- Calderonista Invasion of Costa Rica (1955): Part of History of Costa Rica
| Date | January 11–21, 1955 |
| Location | Costa Rica |
| Result | Costa Rican government victory |

Belligerents
- Costa Rica: Calderón forces Supported by: Nicaragua Venezuela Dominican Republic Guatemala (Diplomatic Support)

Commanders and leaders
- José María Figueres Ferrer: Rafael Ángel Calderón Guardia Anastasio Somoza Rafael Leónidas Trujillo Marcos Pérez Jiménez

Strength
- 9,000 troops: 3,500 troops 15 tankettes 5 planes 4 armored vehicles

Casualties and losses
- 39 killed: 58 killed 1 plane shot down Several tankettes captured

= Calderonista invasion of Costa Rica =

1955 rebellion in Costa Rica

The Calderonista Invasion of Costa Rica was a small rebellion carried out in North-West Costa Rica by forces loyal to the disgruntled former president Rafael Calderón, and was supported by the Government of Nicaragua who were unhappy with the election of Jose "Pepe" Figueres Ferrer to the Costa Rican Presidency two years prior.

==Summary==

Don José Figueres Ferrer was elected president in 1953. Since late 1954, a group of Costa Ricans in favor of restoring Calderón Guardia, then in Mexico, to power, began preparing a movement in Nicaragua to overthrow the Figueres administration, with the complicity of the Somoza regime, since the dictatorial president of Nicaragua, Anastasio Somoza García, alleged that members of the Caribbean Legion, a supposed group of political exiles from the Caribbean nations, had participated in a conspiracy to assassinate him with the help of Figueres.

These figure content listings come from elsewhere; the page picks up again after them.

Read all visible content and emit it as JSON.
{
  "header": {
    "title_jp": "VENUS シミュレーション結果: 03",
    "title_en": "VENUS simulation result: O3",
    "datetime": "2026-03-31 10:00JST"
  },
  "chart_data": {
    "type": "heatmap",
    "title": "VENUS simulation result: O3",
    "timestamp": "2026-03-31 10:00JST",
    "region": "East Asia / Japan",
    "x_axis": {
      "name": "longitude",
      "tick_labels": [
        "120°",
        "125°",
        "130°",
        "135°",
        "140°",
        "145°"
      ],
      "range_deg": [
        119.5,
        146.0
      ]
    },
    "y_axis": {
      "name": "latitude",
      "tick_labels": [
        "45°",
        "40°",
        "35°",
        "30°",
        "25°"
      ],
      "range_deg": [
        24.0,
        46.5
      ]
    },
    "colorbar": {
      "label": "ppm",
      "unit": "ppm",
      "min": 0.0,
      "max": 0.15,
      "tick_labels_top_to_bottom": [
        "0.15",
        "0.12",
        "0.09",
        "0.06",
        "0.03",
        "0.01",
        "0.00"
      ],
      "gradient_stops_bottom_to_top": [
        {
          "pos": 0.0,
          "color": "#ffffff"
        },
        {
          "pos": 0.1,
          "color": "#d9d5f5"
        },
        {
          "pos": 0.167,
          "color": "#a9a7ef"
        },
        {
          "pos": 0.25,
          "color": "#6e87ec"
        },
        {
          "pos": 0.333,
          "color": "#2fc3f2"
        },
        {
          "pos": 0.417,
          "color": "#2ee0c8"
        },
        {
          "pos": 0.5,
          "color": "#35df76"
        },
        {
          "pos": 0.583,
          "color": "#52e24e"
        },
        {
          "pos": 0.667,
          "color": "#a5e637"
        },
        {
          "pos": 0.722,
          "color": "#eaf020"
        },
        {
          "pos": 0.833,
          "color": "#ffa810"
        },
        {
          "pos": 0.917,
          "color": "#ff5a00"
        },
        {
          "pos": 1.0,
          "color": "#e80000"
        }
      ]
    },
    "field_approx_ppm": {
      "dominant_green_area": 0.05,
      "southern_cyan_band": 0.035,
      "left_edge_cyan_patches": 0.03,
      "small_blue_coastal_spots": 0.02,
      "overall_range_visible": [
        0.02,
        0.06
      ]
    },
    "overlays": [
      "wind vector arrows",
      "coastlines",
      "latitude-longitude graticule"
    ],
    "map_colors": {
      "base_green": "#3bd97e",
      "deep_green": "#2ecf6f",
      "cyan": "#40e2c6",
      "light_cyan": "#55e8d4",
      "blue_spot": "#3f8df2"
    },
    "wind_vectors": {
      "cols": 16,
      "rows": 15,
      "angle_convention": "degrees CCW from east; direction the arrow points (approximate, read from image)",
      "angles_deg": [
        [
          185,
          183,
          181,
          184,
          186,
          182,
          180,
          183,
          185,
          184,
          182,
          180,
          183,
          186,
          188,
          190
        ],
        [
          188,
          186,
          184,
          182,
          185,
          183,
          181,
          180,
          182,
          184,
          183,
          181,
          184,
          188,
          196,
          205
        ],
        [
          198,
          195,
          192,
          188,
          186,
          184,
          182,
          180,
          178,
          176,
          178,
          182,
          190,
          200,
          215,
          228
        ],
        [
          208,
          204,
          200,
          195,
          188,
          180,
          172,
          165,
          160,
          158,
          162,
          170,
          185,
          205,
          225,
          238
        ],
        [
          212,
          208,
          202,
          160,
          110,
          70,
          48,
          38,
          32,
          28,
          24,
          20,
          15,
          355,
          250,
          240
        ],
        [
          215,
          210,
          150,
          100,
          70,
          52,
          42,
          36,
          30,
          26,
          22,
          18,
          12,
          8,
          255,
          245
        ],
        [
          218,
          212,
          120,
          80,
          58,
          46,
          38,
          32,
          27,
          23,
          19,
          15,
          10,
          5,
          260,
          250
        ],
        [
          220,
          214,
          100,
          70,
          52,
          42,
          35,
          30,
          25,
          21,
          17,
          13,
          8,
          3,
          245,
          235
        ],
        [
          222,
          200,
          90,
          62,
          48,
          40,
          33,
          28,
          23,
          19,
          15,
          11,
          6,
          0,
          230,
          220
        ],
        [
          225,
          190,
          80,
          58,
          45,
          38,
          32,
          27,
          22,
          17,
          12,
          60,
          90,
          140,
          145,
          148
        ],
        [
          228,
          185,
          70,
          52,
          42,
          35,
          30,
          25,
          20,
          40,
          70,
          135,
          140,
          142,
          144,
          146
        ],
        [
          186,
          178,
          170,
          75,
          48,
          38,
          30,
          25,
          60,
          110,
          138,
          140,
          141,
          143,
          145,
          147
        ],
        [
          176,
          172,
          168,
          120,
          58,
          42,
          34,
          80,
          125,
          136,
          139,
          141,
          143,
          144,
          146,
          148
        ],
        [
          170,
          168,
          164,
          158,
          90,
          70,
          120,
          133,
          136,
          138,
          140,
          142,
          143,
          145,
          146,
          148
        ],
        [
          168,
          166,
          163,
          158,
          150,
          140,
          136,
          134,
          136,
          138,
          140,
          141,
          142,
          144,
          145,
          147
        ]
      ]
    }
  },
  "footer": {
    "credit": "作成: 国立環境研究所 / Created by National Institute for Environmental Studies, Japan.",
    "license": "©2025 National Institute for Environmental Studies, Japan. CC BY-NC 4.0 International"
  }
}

Apparently Somoza made plans with Trujillo (dictator of the Dominican Republic) to retaliate and then supported Calderón Guardia, who commanded a band of rebels in southern Nicaragua under the military leadership of Major Teodoro Picado Lara, son of former President Teodoro Picado, who invaded the country through the northern border, some invaders even reaching Villa Quesada (now Ciudad Quesada) in San Carlos, on January 11, 1955.

Figueres immediately appealed to the Organization of American States (OAS) to investigate; a commission discovered that the supplies and war material came from Nicaragua. As soon as this became public, Nicaragua ceased aid to the Calderonist rebels, who were mostly Costa Ricans. Meanwhile, the country organized itself through its Public Forces, reservists, and volunteers. The United States sold four warplanes, at the symbolic price of $1 each, to Costa Rica to aid in its defense.

There were some battles and skirmishes in several towns, especially in Santa Rosa, where the remains of some tanks still remain. But the rebels were no match for the government forces, which enjoyed great popular support, and they were driven back across the border into Nicaragua. In early 1956, Costa Rica and Nicaragua agreed to cooperate in monitoring their border.

==Beginning==
The rebellion started on 7 January 1955 when forces loyal to former president Rafael Calderón, who were backed by the Nicaraguan president Anastasio Somoza García, crossed the border from Nicaragua into Costa Rica. Venezuelan dictator Marcos Pérez Jiménez provided financial support to the rebels and, reportedly, air support. The rebel forces seized the border town of Villa Quesada on 12 January.

Jose Figueres accused the CIA of covertly aiding Nicaragua's invasion by sending pilots and sorties to covertly attack Costa Rica, notably subjecting at least 11 villages to machine gun fire.

==Resolution==
The Costa Rican government appealed to the Organization of American States to investigate. The Organization of American States found the Nicaraguan government was supporting the rebels and as soon as this was announced, the Nicaraguan government ended its support of the rebels. The United States sold Costa Rica four fighter planes, while the rebels were overwhelmed by the popularly backed government forces. After some fierce fighting in a handful of northern towns, the rebels were pushed out of Costa Rica.